После ночёвок в палатке всё в избушке казалось верхом комфорта. Тут тебе и обустроенное кострище с надёжной перекладиной – вешай зараз хоть три котелка, – и сухие дрова под навесом (обязательно между поленьями всунут рулон бересты для растопки), и стол со скамьёй из еловых жердей – так что трапезничать можно удобно – и с видом на реку, да ещё на гвоздях, вбитых в стену избушки, висят котелок, сковородка и пара кружек на тот случай, если мы, например, утопили свою посуду, совершив оверкиль на речной быстрине.
В избушках обычно всё было настолько продумано, что приготовление, скажем, походного ужина превращалось из нудной мороки в чистое удовольствие. Всего и забот – зачерпнуть котелком воды, спустившись к реке по вырубленным в береговом склоне ступеням, от лоскута бересты запалить костерок из еловых или берёзовых чурок да подождать, пока поспеет уха или каша.
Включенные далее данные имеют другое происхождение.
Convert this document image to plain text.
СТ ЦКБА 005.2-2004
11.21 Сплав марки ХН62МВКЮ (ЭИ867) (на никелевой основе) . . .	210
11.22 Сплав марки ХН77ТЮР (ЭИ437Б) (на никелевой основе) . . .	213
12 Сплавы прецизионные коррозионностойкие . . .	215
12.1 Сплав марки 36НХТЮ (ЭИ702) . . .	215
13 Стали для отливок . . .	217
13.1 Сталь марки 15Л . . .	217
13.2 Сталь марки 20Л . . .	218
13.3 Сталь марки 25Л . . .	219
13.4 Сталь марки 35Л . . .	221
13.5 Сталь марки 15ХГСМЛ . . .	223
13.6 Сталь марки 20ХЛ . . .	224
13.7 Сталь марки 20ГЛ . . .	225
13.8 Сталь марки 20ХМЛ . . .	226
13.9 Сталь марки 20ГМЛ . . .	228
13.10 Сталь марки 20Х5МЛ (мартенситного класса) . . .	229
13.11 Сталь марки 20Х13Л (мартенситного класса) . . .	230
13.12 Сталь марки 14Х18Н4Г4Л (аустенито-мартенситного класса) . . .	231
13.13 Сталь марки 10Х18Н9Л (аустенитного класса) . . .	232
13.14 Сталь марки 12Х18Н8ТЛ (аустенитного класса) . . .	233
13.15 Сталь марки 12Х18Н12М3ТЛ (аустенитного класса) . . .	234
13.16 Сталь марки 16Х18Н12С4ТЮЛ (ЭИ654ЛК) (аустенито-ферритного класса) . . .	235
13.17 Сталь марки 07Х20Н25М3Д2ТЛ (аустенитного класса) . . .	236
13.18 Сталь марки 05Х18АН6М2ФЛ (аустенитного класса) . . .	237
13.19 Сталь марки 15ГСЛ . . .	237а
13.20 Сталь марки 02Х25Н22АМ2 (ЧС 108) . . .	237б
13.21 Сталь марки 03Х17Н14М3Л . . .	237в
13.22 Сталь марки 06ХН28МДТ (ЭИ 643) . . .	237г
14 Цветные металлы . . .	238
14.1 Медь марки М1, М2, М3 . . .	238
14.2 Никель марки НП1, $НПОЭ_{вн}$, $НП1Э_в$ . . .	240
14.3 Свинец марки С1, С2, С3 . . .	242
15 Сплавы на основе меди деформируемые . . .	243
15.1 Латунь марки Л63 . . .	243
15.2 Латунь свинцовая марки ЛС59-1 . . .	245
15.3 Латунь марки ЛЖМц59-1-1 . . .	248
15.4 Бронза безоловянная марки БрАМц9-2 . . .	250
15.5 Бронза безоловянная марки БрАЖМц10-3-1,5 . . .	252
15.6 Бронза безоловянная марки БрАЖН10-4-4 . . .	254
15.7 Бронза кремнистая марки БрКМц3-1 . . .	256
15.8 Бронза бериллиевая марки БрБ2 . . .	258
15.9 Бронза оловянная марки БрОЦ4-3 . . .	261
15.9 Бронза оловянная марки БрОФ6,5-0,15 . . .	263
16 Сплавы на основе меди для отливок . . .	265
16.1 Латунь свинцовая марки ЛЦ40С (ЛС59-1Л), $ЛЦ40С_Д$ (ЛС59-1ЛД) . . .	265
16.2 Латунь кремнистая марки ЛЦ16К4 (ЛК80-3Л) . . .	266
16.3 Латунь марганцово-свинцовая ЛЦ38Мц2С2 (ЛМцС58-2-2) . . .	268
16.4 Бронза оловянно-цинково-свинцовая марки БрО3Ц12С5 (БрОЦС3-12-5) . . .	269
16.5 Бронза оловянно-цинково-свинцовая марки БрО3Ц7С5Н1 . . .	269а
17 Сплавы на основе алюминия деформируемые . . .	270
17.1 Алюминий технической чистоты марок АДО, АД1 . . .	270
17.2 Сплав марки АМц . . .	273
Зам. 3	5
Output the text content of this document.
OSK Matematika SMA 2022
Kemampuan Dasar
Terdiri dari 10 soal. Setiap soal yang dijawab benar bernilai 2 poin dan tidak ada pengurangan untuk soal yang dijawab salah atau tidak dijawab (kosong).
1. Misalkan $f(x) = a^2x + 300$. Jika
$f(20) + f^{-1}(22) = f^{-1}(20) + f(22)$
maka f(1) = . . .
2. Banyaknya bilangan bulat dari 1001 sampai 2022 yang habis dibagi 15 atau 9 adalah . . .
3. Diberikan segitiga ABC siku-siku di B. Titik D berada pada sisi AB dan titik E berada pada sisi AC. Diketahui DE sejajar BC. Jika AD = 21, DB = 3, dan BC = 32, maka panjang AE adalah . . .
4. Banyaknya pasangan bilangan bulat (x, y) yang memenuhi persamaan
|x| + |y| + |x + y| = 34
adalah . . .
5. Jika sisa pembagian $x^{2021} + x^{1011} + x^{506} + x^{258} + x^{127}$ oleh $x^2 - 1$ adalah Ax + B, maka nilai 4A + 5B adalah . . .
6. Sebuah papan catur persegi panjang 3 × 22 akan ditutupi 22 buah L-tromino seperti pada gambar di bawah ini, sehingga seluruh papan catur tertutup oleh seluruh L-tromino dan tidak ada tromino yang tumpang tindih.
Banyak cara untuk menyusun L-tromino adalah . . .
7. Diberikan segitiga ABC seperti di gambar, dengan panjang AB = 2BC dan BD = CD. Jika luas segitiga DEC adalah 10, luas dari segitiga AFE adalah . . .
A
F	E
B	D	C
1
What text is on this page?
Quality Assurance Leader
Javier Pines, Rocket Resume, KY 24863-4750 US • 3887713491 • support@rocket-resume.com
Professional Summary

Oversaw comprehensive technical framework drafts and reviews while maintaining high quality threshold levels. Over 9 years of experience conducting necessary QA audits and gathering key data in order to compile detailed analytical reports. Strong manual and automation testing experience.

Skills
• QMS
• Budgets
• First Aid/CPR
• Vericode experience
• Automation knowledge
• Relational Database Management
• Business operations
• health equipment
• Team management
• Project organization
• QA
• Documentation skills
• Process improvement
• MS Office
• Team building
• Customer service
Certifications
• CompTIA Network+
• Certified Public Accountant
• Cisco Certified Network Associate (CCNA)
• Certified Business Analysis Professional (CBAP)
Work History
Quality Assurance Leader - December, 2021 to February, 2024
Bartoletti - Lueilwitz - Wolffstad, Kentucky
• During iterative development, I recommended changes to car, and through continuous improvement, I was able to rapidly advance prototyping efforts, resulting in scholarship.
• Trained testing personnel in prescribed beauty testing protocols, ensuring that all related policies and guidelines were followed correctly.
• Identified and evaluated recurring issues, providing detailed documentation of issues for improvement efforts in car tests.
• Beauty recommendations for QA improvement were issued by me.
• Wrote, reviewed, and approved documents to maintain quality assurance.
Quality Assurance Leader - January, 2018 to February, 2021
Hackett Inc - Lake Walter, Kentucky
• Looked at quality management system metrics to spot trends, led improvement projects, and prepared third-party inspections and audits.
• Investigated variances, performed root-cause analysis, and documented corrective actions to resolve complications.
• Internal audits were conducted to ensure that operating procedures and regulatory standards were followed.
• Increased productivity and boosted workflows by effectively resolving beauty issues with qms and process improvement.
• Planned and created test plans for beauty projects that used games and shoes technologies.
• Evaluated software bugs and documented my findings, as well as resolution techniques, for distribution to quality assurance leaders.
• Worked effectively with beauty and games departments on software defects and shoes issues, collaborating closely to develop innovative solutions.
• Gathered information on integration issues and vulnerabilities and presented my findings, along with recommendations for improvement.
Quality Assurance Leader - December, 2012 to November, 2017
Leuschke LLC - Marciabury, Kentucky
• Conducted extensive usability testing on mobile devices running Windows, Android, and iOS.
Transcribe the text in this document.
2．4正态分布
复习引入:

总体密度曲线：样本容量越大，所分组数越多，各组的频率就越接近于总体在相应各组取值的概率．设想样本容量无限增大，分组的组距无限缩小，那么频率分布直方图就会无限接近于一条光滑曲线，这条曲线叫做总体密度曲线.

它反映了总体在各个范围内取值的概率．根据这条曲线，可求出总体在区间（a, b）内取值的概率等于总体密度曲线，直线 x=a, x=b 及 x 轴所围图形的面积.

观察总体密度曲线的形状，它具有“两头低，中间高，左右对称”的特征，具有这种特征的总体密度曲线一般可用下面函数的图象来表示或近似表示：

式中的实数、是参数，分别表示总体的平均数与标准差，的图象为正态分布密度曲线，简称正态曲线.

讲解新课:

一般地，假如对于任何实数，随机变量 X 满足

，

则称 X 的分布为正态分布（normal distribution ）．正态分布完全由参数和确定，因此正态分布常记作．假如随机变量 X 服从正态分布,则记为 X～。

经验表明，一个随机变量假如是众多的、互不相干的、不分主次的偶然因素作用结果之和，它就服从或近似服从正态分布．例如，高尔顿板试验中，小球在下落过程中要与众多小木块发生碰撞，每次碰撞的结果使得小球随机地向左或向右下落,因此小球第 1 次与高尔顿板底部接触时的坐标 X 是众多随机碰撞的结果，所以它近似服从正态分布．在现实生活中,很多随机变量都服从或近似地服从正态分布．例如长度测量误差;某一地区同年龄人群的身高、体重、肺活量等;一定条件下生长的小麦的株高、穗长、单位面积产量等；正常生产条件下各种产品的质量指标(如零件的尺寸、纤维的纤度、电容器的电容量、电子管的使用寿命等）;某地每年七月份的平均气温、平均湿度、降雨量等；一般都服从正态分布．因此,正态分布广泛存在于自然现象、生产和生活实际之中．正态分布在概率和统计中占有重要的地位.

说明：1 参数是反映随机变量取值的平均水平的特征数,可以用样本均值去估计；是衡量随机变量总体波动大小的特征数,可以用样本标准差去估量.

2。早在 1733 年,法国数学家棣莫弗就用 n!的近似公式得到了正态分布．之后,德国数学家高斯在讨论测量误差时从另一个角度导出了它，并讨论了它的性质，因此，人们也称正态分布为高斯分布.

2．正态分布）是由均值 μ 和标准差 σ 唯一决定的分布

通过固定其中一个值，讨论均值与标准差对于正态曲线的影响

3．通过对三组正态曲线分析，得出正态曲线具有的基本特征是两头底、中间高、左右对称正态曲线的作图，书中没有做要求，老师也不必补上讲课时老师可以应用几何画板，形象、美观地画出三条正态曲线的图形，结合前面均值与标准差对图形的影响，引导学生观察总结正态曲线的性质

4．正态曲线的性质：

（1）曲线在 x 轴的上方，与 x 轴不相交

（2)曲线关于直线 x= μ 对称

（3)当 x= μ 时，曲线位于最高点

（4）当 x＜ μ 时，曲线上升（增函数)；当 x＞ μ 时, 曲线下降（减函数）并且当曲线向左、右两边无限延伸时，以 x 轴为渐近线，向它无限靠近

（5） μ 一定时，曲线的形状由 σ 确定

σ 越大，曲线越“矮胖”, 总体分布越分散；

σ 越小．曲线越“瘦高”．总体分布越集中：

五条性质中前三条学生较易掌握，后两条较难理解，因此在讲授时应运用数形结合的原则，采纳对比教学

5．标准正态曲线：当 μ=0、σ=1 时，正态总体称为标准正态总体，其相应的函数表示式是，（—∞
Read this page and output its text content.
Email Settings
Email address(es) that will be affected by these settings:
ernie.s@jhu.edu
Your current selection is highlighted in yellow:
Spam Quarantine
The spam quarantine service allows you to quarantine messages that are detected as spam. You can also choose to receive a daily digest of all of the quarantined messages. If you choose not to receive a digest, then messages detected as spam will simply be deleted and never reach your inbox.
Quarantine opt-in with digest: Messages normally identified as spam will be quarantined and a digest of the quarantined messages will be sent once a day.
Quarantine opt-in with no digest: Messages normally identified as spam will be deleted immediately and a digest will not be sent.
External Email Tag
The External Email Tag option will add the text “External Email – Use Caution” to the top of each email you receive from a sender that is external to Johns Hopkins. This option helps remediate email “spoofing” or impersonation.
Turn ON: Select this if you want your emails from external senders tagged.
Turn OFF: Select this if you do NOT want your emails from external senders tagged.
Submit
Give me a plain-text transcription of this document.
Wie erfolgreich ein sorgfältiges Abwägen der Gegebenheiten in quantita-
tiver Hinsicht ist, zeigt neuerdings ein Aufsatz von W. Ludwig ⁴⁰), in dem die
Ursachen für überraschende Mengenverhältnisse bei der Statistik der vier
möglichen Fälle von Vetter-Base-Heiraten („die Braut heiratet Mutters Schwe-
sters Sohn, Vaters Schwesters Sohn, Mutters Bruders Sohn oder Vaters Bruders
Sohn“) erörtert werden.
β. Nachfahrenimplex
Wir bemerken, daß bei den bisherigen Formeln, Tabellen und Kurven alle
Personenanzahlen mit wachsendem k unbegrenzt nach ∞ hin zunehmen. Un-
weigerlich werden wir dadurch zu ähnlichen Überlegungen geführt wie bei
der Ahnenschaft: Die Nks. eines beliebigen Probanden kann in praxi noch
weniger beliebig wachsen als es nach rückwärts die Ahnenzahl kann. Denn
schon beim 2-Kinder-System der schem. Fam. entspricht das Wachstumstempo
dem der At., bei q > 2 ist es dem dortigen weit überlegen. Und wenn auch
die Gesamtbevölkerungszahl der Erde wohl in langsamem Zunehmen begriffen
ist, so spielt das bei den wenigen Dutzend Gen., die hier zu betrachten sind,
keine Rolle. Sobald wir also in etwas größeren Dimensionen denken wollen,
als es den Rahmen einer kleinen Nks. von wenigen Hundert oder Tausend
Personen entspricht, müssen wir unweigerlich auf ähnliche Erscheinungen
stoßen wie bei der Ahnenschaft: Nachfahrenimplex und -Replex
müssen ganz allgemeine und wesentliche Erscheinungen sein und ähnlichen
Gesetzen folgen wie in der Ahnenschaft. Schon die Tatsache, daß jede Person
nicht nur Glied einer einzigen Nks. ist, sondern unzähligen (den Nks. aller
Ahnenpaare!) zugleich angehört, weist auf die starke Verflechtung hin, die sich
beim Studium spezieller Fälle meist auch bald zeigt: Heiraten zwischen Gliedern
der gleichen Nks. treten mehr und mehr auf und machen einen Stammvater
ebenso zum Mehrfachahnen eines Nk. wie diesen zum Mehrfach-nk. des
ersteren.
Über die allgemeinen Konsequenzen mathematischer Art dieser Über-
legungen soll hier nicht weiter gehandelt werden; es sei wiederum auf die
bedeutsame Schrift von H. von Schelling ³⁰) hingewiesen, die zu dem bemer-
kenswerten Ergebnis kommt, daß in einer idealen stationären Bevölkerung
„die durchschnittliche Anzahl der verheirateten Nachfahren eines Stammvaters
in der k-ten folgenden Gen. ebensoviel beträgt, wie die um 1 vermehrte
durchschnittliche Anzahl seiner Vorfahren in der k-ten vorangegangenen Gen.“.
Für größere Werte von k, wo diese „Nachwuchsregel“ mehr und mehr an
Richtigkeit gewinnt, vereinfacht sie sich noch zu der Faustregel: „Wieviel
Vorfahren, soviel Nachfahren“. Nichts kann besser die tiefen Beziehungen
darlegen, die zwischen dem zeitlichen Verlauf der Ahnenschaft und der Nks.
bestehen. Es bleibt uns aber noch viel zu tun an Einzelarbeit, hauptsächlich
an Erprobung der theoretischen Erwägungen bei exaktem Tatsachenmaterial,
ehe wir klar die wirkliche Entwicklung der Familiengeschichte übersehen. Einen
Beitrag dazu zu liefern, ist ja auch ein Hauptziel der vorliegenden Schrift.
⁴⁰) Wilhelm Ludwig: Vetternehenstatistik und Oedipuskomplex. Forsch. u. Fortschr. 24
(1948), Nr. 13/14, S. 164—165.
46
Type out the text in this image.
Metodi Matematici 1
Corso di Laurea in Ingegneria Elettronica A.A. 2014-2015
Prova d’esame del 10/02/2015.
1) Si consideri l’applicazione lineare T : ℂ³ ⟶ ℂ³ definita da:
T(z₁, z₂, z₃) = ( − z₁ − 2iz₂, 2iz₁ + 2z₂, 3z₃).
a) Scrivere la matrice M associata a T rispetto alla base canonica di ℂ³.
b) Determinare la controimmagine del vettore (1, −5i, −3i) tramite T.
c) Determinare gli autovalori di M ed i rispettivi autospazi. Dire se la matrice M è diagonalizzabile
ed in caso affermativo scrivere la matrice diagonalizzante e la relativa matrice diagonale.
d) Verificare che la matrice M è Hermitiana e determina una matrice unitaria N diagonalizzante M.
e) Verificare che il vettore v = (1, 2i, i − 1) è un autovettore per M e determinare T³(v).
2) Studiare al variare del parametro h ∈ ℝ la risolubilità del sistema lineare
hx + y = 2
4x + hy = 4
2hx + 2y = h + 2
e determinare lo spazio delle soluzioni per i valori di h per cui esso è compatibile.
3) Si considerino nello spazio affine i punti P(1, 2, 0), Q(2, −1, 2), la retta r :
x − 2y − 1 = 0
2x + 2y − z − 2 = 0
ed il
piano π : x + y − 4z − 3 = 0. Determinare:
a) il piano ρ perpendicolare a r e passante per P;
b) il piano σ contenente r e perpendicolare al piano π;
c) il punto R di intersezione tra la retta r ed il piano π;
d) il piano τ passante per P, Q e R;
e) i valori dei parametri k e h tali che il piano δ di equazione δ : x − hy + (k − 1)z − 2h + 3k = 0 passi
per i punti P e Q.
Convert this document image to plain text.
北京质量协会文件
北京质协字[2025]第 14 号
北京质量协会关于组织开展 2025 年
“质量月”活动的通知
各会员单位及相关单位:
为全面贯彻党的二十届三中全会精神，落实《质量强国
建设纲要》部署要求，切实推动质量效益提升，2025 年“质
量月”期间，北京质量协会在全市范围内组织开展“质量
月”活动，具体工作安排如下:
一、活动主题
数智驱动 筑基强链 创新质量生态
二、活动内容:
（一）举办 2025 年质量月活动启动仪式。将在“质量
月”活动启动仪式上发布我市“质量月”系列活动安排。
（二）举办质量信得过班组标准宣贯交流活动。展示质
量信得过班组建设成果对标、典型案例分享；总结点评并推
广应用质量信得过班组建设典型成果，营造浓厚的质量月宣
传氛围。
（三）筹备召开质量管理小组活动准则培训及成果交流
И ещё: стосковавшись по людям за те две недели, что мы обитали в тайге, на все предметы, детали и признаки цивилизации, которые прежде воспринимались как докучливый и раздражающий мусор, теперь мы смотрели иными глазами. Всё привлекало внимание и вызывало живой интерес: и красная гильза охотничьего патрона, обронённая где-нибудь возле порога, и верша, сплетённая из ивовой лозы, и гнутая кочерга возле печки, и даже фотография голой журнальной красотки, приколотая к стене, – красотки, которая явно недоумевала: как и зачем она здесь очутилась? Можно сказать, что таёжная эта избушка возвращали нам интерес и доверие к человеческой цивилизации, и мы уже были не против снова вернуться в тот мир, где так томились недавно. Как ни крути, всё же мы дети города и в глухой чаще тайги чувствуем себя чужаками. А вот избушка – это родной нам мир: он создан людьми для людей и всегда рад их появлению.